Around 4 pm on Sunday 26 July, just after their prayer meeting, Dhubaleswar and his wife went up onto a hilltop in order to make a telephone call to their children who work in Kerala state. They were accompanied by three other villagers, who also wished to make calls from the hilltop, where it is possible for villagers to get network coverage.
Once the other three villagers had finished their calls, they left Dhubaleswar and his wife on the hilltop. On their return home, they met two members of the CRPF, India’s largest paramilitary force, who questioned the villagers on what they were doing. After they explained that they had been making calls, and that two others were still on the hilltop, the officers let them go.
Half an hour later, the three returning to the village heard gunshots from the hilltop. A group of around 20 villagers wanted to return to the hilltop to find out what had happened, but were too frightened of the CRPF to find out.
When Dhubaleswar and his wife failed to return home to the village, villagers returned to the hilltop on 28 July to look for them but found only bloodstains, a man’s vest and two pairs of slippers, according to AsiaNews.
Local media falsely reported that the couple were Maoists, a chilling reminder of the underlying motives for anti-Christian violence in the same district seven years ago this month.

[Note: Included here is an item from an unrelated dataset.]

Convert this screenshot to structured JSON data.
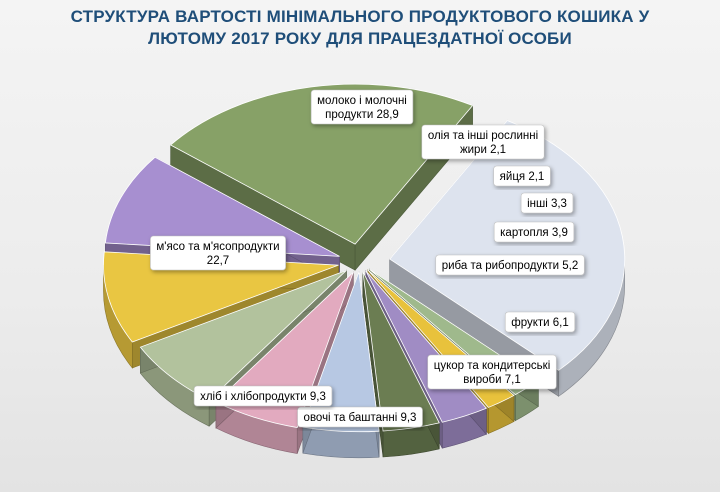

On 23 August 2008, Swami Laxmananda Saraswati, a local leader of radical Hindu group Vishwa Hindu Parishad (VHP) who had campaigned against the conversion of Hindus to Christianity, was assassinated along with four of his associates. Despite the fact that Maoist groups claimed responsibility for the 2008 attack, Hindu extremists blamed Christians for his murder.
The accusations sparked horrific violence against innocent Christians. Scores of church buildings were demolished and hundreds of homes destroyed; sometimes entire villages were razed to the ground. Church leaders were beaten up and women raped. At least 35 Christians lost their lives in the attacks, some of them burned alive.

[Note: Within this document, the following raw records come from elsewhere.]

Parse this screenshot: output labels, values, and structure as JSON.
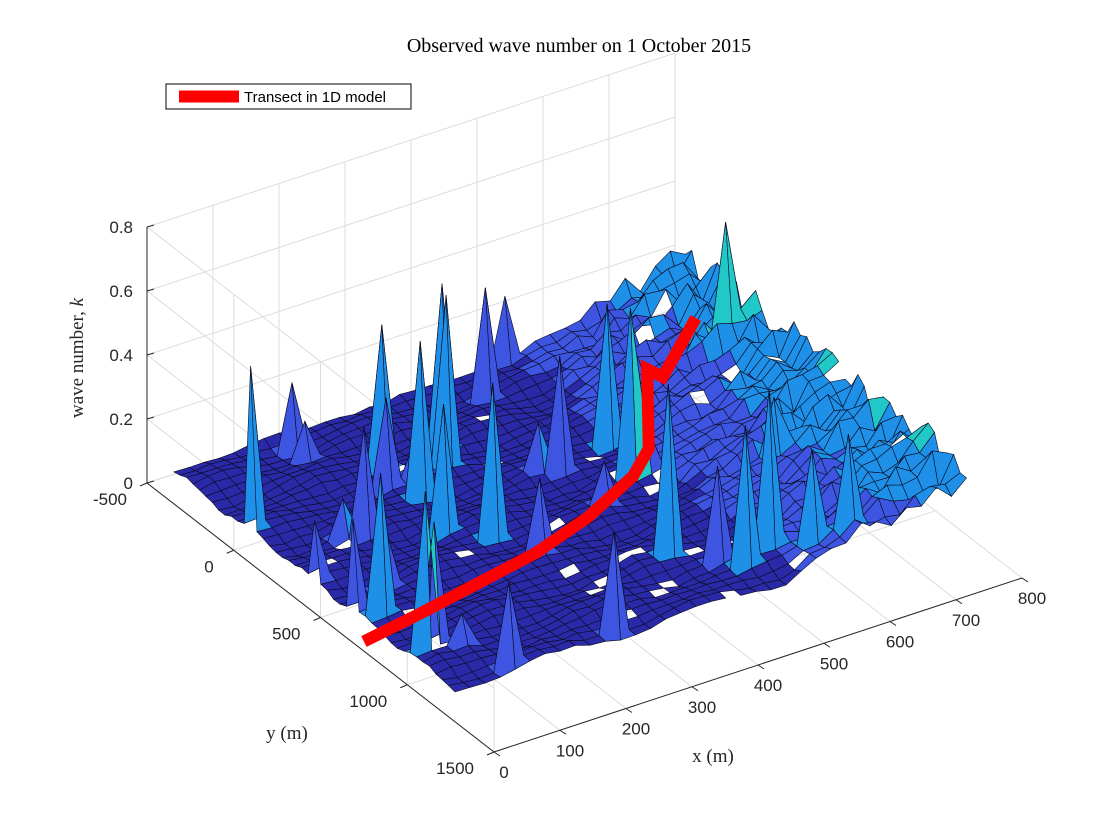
{
  "chart_data": {
    "type": "surface",
    "title": "Observed wave number on 1 October 2015",
    "xlabel": "x (m)",
    "ylabel": "y (m)",
    "zlabel": "wave number, ",
    "zlabel_symbol": "k",
    "xlim": [
      0,
      800
    ],
    "ylim": [
      -500,
      1500
    ],
    "zlim": [
      0,
      0.8
    ],
    "x_ticks": [
      "0",
      "100",
      "200",
      "300",
      "400",
      "500",
      "600",
      "700",
      "800"
    ],
    "y_ticks": [
      "-500",
      "0",
      "500",
      "1000",
      "1500"
    ],
    "z_ticks": [
      "0",
      "0.2",
      "0.4",
      "0.6",
      "0.8"
    ],
    "grid": true,
    "legend_position": "top-left",
    "colormap": [
      "#2a2aa8",
      "#3d55e0",
      "#1e90e8",
      "#20c8c8"
    ],
    "typical_values": {
      "offshore_wave_number": 0.04,
      "nearshore_wave_number_max": 0.25,
      "spike_wave_number_max": 0.6
    },
    "series": [
      {
        "name": "Transect in 1D model",
        "color": "#ff0000",
        "x": [
          0,
          100,
          200,
          300,
          400,
          500,
          550,
          600,
          650,
          700
        ],
        "y": [
          750,
          700,
          650,
          600,
          520,
          400,
          300,
          100,
          0,
          0
        ],
        "z": [
          0.03,
          0.03,
          0.035,
          0.04,
          0.05,
          0.06,
          0.07,
          0.2,
          0.1,
          0.25
        ]
      }
    ]
  }
}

These attacks in Orissa left around 15,000 Christians homeless. Even in 2011 an estimated 2,000 Christian families were still without a proper permanent home. Since then, Barnabas has been rebuilding homes for the families who lost everything. Each new home currently costs around £650 (€820; US$1,000; AUS$1,220; NZ$1,300). This provides a simple, one-room property with a cement floor, a tin roof, and a veranda at the front for cooking. So far, we have provided over 1,300 houses for homeless families.
But Christians continue to be blamed for the attack against the VHP leader. In October 2013, seven Christians were handed life sentences for his assassination.